Déjà, c’est quoi un NFT ?
Que ce soit dans les jeux ou ailleurs, l’acronyme NFT désigne un jeton non fongible lié à un objet numérique. L’idée est relativement simple : ce token est un certificat de propriété d’un bien numérique, censé être édité en quantités limitées. Il peut donc être lié à des images numériques, GIFs, memes, skins de jeux vidéo et clips par exemple. Si quelque chose est fongible, c’est une marchandise mutuellement interchangeable, comme l’est un billet de banque.
Les Non Fungible Tokens offrent donc la possibilité d’acheter et de vendre toutes sortes de biens numériques. Lorsque vous disposez d’un NFT lié à un article numérique spécifique, vous possédez le jeton certifié correspondant sur une bibliothèque numérique, la blockchain. En d’autres mots, vous obtenez un lien qui prouve que vous détenez cet actif numérique. Un petit peu comme si vous achetiez un tableau, mais que vous ne puissiez qu’encadrer le ticket de caisse ! À la différence bien sûr que cela ne concerne que des biens immatériels, issus du World Wide Web.
Un certificat pour les biens numériques
Beaucoup pensent que les NFT assureront un nouvel âge d’or pour la création artistique. Cette économie parallèle a même été nommée crypto-art et se définit comme l’alliage entre la technologie offerte par les cryptomonnaies et l’art.
Ce crypto-art permettrait aux artistes de sortir de leur dépendance aux différentes plateformes de distribution. Internet favoriserait donc la relation directe entre les artistes et leur communauté, en d’autres termes : moins d’intermédiaires et plus de revenus pour les artistes.
Le NFT est certes un titre de propriété, mais il peut aussi contenir un titre d’usage associé aux œuvres ou actions des artistes. Le groupe Kings of Leon permet, par exemple, d’accéder à ses concerts en possédant ses NFT.
C’est donc pour beaucoup de créateurs et d’artistes la possibilité de créer une économie dans l’économie que proposent les NFT.
https://youtu.be/sLFjqAJTGwI
Mais quel rapport avec le jeu vidéo ?
Dans le domaine des jeux vidéo, les grands éditeurs voient dans les NFT un moyen de générer de nouveaux revenus du contenu numérique. Ainsi, imaginons qu’un nouveau skin pour votre champion favori de League of Legends (pas Garen, donc !) soit édité en NFT, un joueur pourrait être le premier à l’acheter et en devenir l’unique propriétaire. Ce skin pourrait éventuellement être revendu au plus offrant, l’éditeur prenant sa part au passage.
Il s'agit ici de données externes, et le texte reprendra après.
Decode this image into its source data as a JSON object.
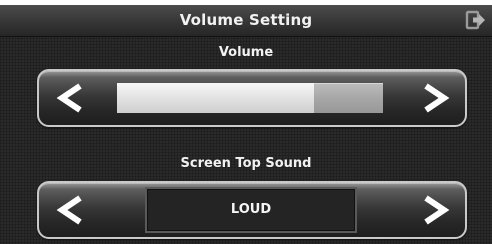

Évidemment, ce n’est qu’un exemple théorique, car Riot ne propose pas ce service, mais certains studios travaillent déjà sur cette idée.
Outre le fait d’associer des NFT à des skins cosmétiques, ces derniers sont aussi appliqués aux jeux de collection de cartes, comme Sorare, sur lequel nous reviendrons.
Ainsi, en plus d’être payé pour l’achat des cartes rares, un studio de jeu peut théoriquement générer une nouvelle source de revenus basée entièrement sur la revente de ces cartes rares en tant que NFT entre les joueurs sur son propre market place.
Même si cette pratique ne se fait pas encore, ceux qui s’intéressent un tant soit peu à l’industrie du gaming voient déjà où ce train va nous mener. Les grands éditeurs chérissent l’idée même des NFT, car ils ouvrent la possibilité de gagner énormément d’argent sur des articles rares. Cette rareté étant par ailleurs décidée par les éditeurs eux-mêmes.
C’est donc possiblement à l’aube d’un nouveau marché fort lucratif auquel nous assistons.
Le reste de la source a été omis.